The Monterey Bay Aquarium Seafood Watch program announced this week that it has removed the Gulf of Mexico commercial red snapper fishery from its “Avoid” list and now classifies it as a “Good Alternative.”

“The removal of red snapper from the ‘Avoid’ list is an important step for red snapper fishermen in the Gulf,” said Tim Fitzgerald, Environmental Defense Fund’s (EDF) Oceans Program sustainable seafood director. “In addition to drawing new consumers to try Gulf red snapper, this recognition will open the fishery to new markets and major buyers that have made a commitment to sustainable seafood.”

The announcement by Seafood Watch comes as a result of major management changes to the commercial red snapper fishery over the past seven years. Facing a dwindling stock after years of overfishing, a community of the Gulf’s small, family-owned commercial red snapper fishing operations, fishery managers and conservationists worked together to design a new program for the fishery.  

Since 2007, these small fishing businesses have operated under a management plan called an individual fishing quota (IFQ) program with a science-based catch limit that has kept fishermen within sustainable catch levels. Fishermen are given individual allotments that they can harvest when consumer demand is high and other conditions are favorable. This program has resulted in a 50 percent reduction in the waste of red snapper caused by the old regulations, contributing to a rebuilding population and an official end to commercial overfishing.  

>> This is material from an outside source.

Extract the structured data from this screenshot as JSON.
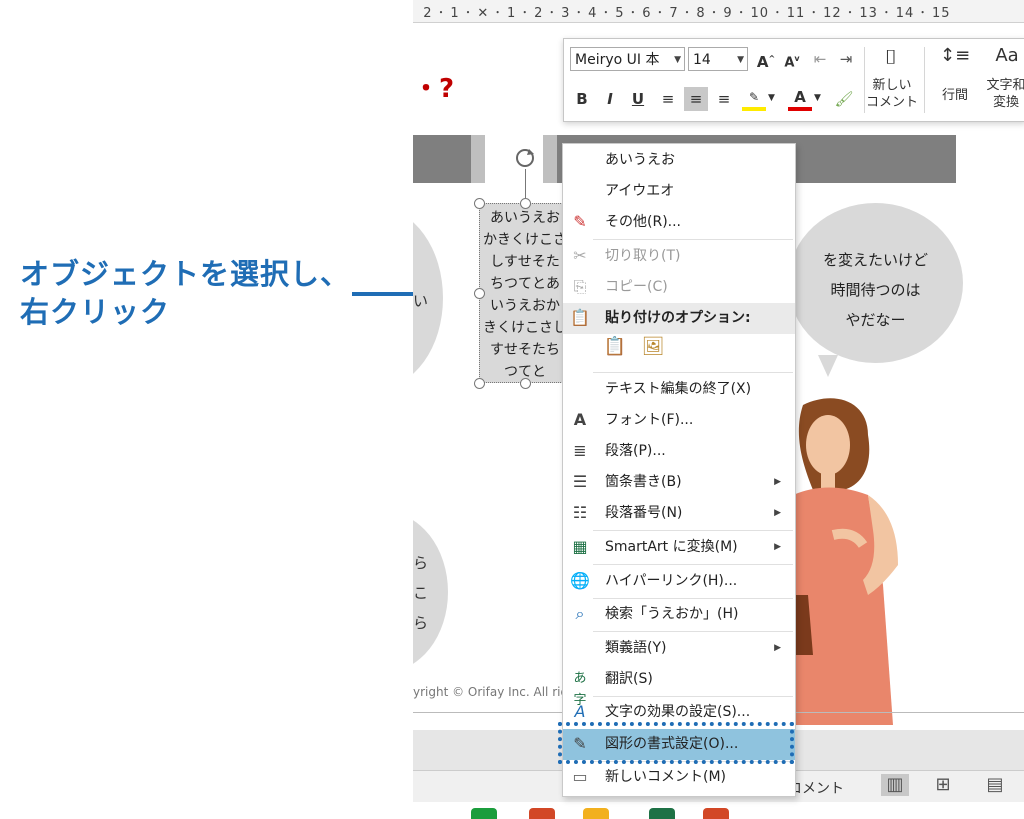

Fishermen are benefiting directly from these conservation gains. Since 2008, both commercial and recreational fishermen have seen the amount of fish they can catch increase by 70 percent and fishermen are earning more thanks to stable market prices and lower operating costs. 

“The program implemented in 2007 is helping the family-owned fishing businesses across the Gulf of Mexico earn more while contributing to the long-term conservation of the fishery,” said Pamela Baker, EDF’s Oceans Program Gulf of Mexico director. “This announcement will be great news to the many commercial fishermen that have sacrificed years trying to improve the management of the red snapper fishery and it is a testament that environmental solutions can work both for businesses and conservation.”